August 21: The day that changed politics, forever

That humid August afternoon changed Bangladesh politics, perhaps forever.

An Awami League rally was in progress at the Bangabandhu Avenue and it was around 5.15pm at the fag end of the rally when Sheikh Hasina, then the opposition leader, started her speech from the top of an open truck.

Suddenly apocalypse happened as one after another 13 grenades rained down the buildings around and blasted with perilous effects.  At least 23 persons met the most excruciating death and hundreds others maimed. AL's women's affairs secretary Ivy Rahman met the most brutal death one could imagine. Her legs were blown off from below her waist and she sat like a statue in deep shock. Hundred others lay like her, some dead and some alive that nobody could differentiate. 

The target and the intention of the grenade attack in 2004 were clear. The attackers wanted to finish off Sheikh Hasina and the entire top leaders of the AL. They wanted to exterminate AL forever and turn Bangladesh into another land of terror.

Luckily for us that did not happen and Sheikh Hasina survived. The terrorists' monstrous plan did not come true. 

A man asks for help as dead and injured victims lie on Bangabandhu Avenue after grenade attack on Awami League rally on August 21, 2004. Photo: Star

From the moment of the attack, BNP and Jamaat, the parties that shared power at that time, tried to blame it on the AL. It came up with the unbelievably cruel, crooked and insensitive idea that the attack was actually perpetrated by AL itself.

BNP did not take any initiative to truly investigate the attack. Rather it did everything to destroy the evidence including the grenades, steer the probe in wrong directions by inventing up one petty pickpocket named Joj Miah who the BNP-Jamaat government said had carried out the attack.

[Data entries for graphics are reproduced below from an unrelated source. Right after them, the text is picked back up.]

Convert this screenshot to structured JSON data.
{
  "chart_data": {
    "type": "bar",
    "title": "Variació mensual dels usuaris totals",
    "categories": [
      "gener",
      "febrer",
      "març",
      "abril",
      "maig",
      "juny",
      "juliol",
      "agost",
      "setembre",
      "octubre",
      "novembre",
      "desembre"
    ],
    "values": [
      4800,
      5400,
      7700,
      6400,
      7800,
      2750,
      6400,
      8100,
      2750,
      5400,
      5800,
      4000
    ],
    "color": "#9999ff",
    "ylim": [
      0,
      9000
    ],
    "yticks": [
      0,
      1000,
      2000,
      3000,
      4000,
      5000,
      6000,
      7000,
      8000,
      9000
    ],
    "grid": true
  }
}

It formed a one-man judicial commission headed by Justice Joynal Abedin which performed a mockery of an investigation to say foreign and local enemies had carried out the attack. Two years later Joynal was elevated to the Appellate Division of the Supreme Court.

The probe report was reviled on the street a further investigation in 2012 asserted that the attack was an outcome of collaboration among militant outfit Huji, influential leaders of the BNP and the Jamaat-e-Islami, and a band of senior officials of the home ministry, police, Directorate General of Forces Intelligence (DGFI), National Security Intelligence (NSI) and Prime Minister's Office (PMO).

This attack and the following behavior of BNP still have a deep impact on our politics. It is probably the moment that defined the relationship between AL and BNP and explains the present attitude of AL towards BNP.

We still do not know how Bangladesh politics will evolve in future under the shadow of this demonic event. But August 21 will haunt us for the foreseeable future ever and remain as a reminder that politics of total annihilation will not win, anywhere.